Last month I had a project for my advanced databases course, it was to implement a simple iterative UV matrix decomposition algorithm using Hadoop. This post is just about the first step: setting up Hadoop to work, not the algorithm itself. I’m gonna talk about that in a future post.
For those of you noobs like me who never tried Hadoop on more complicated stuff beyond Apache’s boring copy & paste WordCount, it can be a real pain in the butt to run anything more complicated, simply because it’s just one of the worst-documented, badly written pieces of software that implement a really nice idea!
One good idea is to compile a Hadoop version from scratch, rather than use the pre-compiled libraries. This way you should be able to debug and run your Hadoop applications easily. For that, take a look at this video tutorial.

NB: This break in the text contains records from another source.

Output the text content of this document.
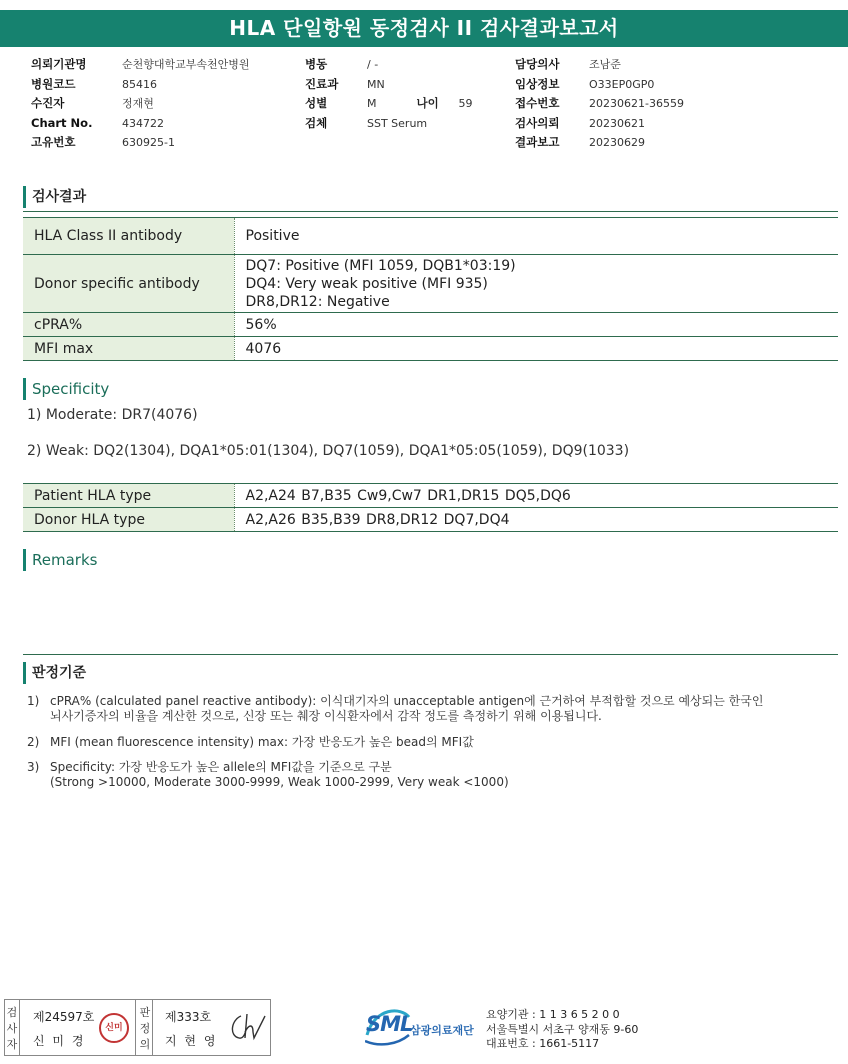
HLA 단일항원 동정검사 II 검사결과보고서
의뢰기관명	순천향대학교부속천안병원
병원코드	85416
수진자	정재현
Chart No.	434722
고유번호	630925-1
병동	/ -
진료과	MN
성별	M	나이 59
검체	SST Serum
담당의사	조남준
임상정보	O33EP0GP0
접수번호	20230621-36559
검사의뢰	20230621
결과보고	20230629
검사결과
HLA Class II antibody	Positive
Donor specific antibody	DQ7: Positive (MFI 1059, DQB1*03:19)
DQ4: Very weak positive (MFI 935)
DR8,DR12: Negative

cPRA%	56%
MFI max	4076
Specificity
1) Moderate: DR7(4076)
2) Weak: DQ2(1304), DQA1*05:01(1304), DQ7(1059), DQA1*05:05(1059), DQ9(1033)
Patient HLA type	A2,A24 B7,B35 Cw9,Cw7 DR1,DR15 DQ5,DQ6
Donor HLA type	A2,A26 B35,B39 DR8,DR12 DQ7,DQ4
Remarks
판정기준
1) cPRA% (calculated panel reactive antibody): 이식대기자의 unacceptable antigen에 근거하여 부적합할 것으로 예상되는 한국인
뇌사기증자의 비율을 계산한 것으로, 신장 또는 췌장 이식환자에서 감작 정도를 측정하기 위해 이용됩니다.
2) MFI (mean fluorescence intensity) max: 가장 반응도가 높은 bead의 MFI값
3) Specificity: 가장 반응도가 높은 allele의 MFI값을 기준으로 구분
(Strong >10000, Moderate 3000-9999, Weak 1000-2999, Very weak <1000)
검
사
자
제24597호
신 미 경
신미
판
정
의
제333호
지 현 영
SML
삼광의료재단
요양기관 : 1 1 3 6 5 2 0 0
서울특별시 서초구 양재동 9-60
대표번호 : 1661-5117
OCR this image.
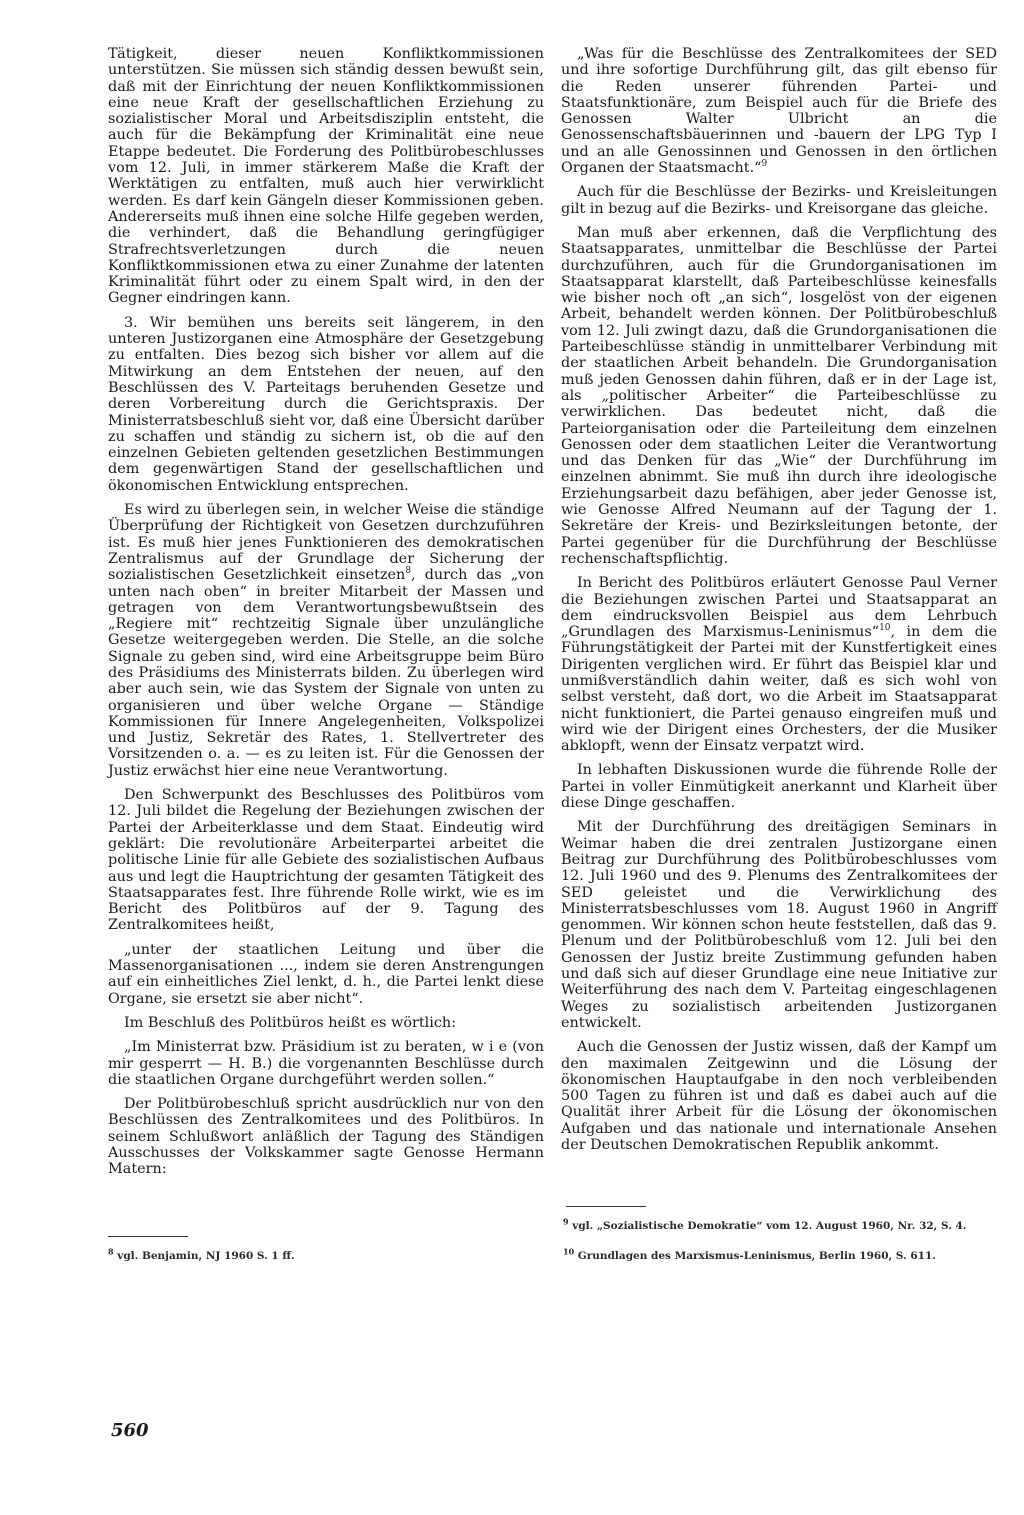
Tätigkeit, dieser neuen Konfliktkommissionen unterstützen. Sie müssen sich ständig dessen bewußt sein, daß mit der Einrichtung der neuen Konfliktkommissionen eine neue Kraft der gesellschaftlichen Erziehung zu sozialistischer Moral und Arbeitsdisziplin entsteht, die auch für die Bekämpfung der Kriminalität eine neue Etappe bedeutet. Die Forderung des Politbürobeschlusses vom 12. Juli, in immer stärkerem Maße die Kraft der Werktätigen zu entfalten, muß auch hier verwirklicht werden. Es darf kein Gängeln dieser Kommissionen geben. Andererseits muß ihnen eine solche Hilfe gegeben werden, die verhindert, daß die Behandlung geringfügiger Strafrechtsverletzungen durch die neuen Konfliktkommissionen etwa zu einer Zunahme der latenten Kriminalität führt oder zu einem Spalt wird, in den der Gegner eindringen kann.

3. Wir bemühen uns bereits seit längerem, in den unteren Justizorganen eine Atmosphäre der Gesetzgebung zu entfalten. Dies bezog sich bisher vor allem auf die Mitwirkung an dem Entstehen der neuen, auf den Beschlüssen des V. Parteitags beruhenden Gesetze und deren Vorbereitung durch die Gerichtspraxis. Der Ministerratsbeschluß sieht vor, daß eine Übersicht darüber zu schaffen und ständig zu sichern ist, ob die auf den einzelnen Gebieten geltenden gesetzlichen Bestimmungen dem gegenwärtigen Stand der gesellschaftlichen und ökonomischen Entwicklung entsprechen.

Es wird zu überlegen sein, in welcher Weise die ständige Überprüfung der Richtigkeit von Gesetzen durchzuführen ist. Es muß hier jenes Funktionieren des demokratischen Zentralismus auf der Grundlage der Sicherung der sozialistischen Gesetzlichkeit einsetzen$^8$, durch das „von unten nach oben“ in breiter Mitarbeit der Massen und getragen von dem Verantwortungsbewußtsein des „Regiere mit“ rechtzeitig Signale über unzulängliche Gesetze weitergegeben werden. Die Stelle, an die solche Signale zu geben sind, wird eine Arbeitsgruppe beim Büro des Präsidiums des Ministerrats bilden. Zu überlegen wird aber auch sein, wie das System der Signale von unten zu organisieren und über welche Organe — Ständige Kommissionen für Innere Angelegenheiten, Volkspolizei und Justiz, Sekretär des Rates, 1. Stellvertreter des Vorsitzenden o. a. — es zu leiten ist. Für die Genossen der Justiz erwächst hier eine neue Verantwortung.

Den Schwerpunkt des Beschlusses des Politbüros vom 12. Juli bildet die Regelung der Beziehungen zwischen der Partei der Arbeiterklasse und dem Staat. Eindeutig wird geklärt: Die revolutionäre Arbeiterpartei arbeitet die politische Linie für alle Gebiete des sozialistischen Aufbaus aus und legt die Hauptrichtung der gesamten Tätigkeit des Staatsapparates fest. Ihre führende Rolle wirkt, wie es im Bericht des Politbüros auf der 9. Tagung des Zentralkomitees heißt,

„unter der staatlichen Leitung und über die Massenorganisationen ..., indem sie deren Anstrengungen auf ein einheitliches Ziel lenkt, d. h., die Partei lenkt diese Organe, sie ersetzt sie aber nicht“.

Im Beschluß des Politbüros heißt es wörtlich:

„Im Ministerrat bzw. Präsidium ist zu beraten, w i e (von mir gesperrt — H. B.) die vorgenannten Beschlüsse durch die staatlichen Organe durchgeführt werden sollen.“

Der Politbürobeschluß spricht ausdrücklich nur von den Beschlüssen des Zentralkomitees und des Politbüros. In seinem Schlußwort anläßlich der Tagung des Ständigen Ausschusses der Volkskammer sagte Genosse Hermann Matern:

„Was für die Beschlüsse des Zentralkomitees der SED und ihre sofortige Durchführung gilt, das gilt ebenso für die Reden unserer führenden Partei- und Staatsfunktionäre, zum Beispiel auch für die Briefe des Genossen Walter Ulbricht an die Genossenschaftsbäuerinnen und -bauern der LPG Typ I und an alle Genossinnen und Genossen in den örtlichen Organen der Staatsmacht.“$^9$

Auch für die Beschlüsse der Bezirks- und Kreisleitungen gilt in bezug auf die Bezirks- und Kreisorgane das gleiche.

Man muß aber erkennen, daß die Verpflichtung des Staatsapparates, unmittelbar die Beschlüsse der Partei durchzuführen, auch für die Grundorganisationen im Staatsapparat klarstellt, daß Parteibeschlüsse keinesfalls wie bisher noch oft „an sich“, losgelöst von der eigenen Arbeit, behandelt werden können. Der Politbürobeschluß vom 12. Juli zwingt dazu, daß die Grundorganisationen die Parteibeschlüsse ständig in unmittelbarer Verbindung mit der staatlichen Arbeit behandeln. Die Grundorganisation muß jeden Genossen dahin führen, daß er in der Lage ist, als „politischer Arbeiter“ die Parteibeschlüsse zu verwirklichen. Das bedeutet nicht, daß die Parteiorganisation oder die Parteileitung dem einzelnen Genossen oder dem staatlichen Leiter die Verantwortung und das Denken für das „Wie“ der Durchführung im einzelnen abnimmt. Sie muß ihn durch ihre ideologische Erziehungsarbeit dazu befähigen, aber jeder Genosse ist, wie Genosse Alfred Neumann auf der Tagung der 1. Sekretäre der Kreis- und Bezirksleitungen betonte, der Partei gegenüber für die Durchführung der Beschlüsse rechenschaftspflichtig.

In Bericht des Politbüros erläutert Genosse Paul Verner die Beziehungen zwischen Partei und Staatsapparat an dem eindrucksvollen Beispiel aus dem Lehrbuch „Grundlagen des Marxismus-Leninismus“$^{10}$, in dem die Führungstätigkeit der Partei mit der Kunstfertigkeit eines Dirigenten verglichen wird. Er führt das Beispiel klar und unmißverständlich dahin weiter, daß es sich wohl von selbst versteht, daß dort, wo die Arbeit im Staatsapparat nicht funktioniert, die Partei genauso eingreifen muß und wird wie der Dirigent eines Orchesters, der die Musiker abklopft, wenn der Einsatz verpatzt wird.

In lebhaften Diskussionen wurde die führende Rolle der Partei in voller Einmütigkeit anerkannt und Klarheit über diese Dinge geschaffen.

Mit der Durchführung des dreitägigen Seminars in Weimar haben die drei zentralen Justizorgane einen Beitrag zur Durchführung des Politbürobeschlusses vom 12. Juli 1960 und des 9. Plenums des Zentralkomitees der SED geleistet und die Verwirklichung des Ministerratsbeschlusses vom 18. August 1960 in Angriff genommen. Wir können schon heute feststellen, daß das 9. Plenum und der Politbürobeschluß vom 12. Juli bei den Genossen der Justiz breite Zustimmung gefunden haben und daß sich auf dieser Grundlage eine neue Initiative zur Weiterführung des nach dem V. Parteitag eingeschlagenen Weges zu sozialistisch arbeitenden Justizorganen entwickelt.

Auch die Genossen der Justiz wissen, daß der Kampf um den maximalen Zeitgewinn und die Lösung der ökonomischen Hauptaufgabe in den noch verbleibenden 500 Tagen zu führen ist und daß es dabei auch auf die Qualität ihrer Arbeit für die Lösung der ökonomischen Aufgaben und das nationale und internationale Ansehen der Deutschen Demokratischen Republik ankommt.

$^8$ vgl. Benjamin, NJ 1960 S. 1 ff.
$^9$ vgl. „Sozialistische Demokratie“ vom 12. August 1960, Nr. 32, S. 4.
$^{10}$ Grundlagen des Marxismus-Leninismus, Berlin 1960, S. 611.
560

In this post however, I list very simple steps to quickly get Hadoop running on a Mac. So here we go:
1. Download Hadoop
2. Setting Environment Variables
- JAVA_HOME: needs to point to the directory for your Java binaries. To find this you can first get which Java binary is set in your path by running which java, then running readlink on the output path from that. Note that sometimes the readlink would just return another symlink, which you need to follow again. Do that till you reach the JRE/bin/java directory.
- HADOOP_HOME: needs to point to the bin directory of your downloaded Hadoop version. In our case, set it to /home/user_name/Downloads/hadoop-*/bin, where hadoop-* is your hadoop version.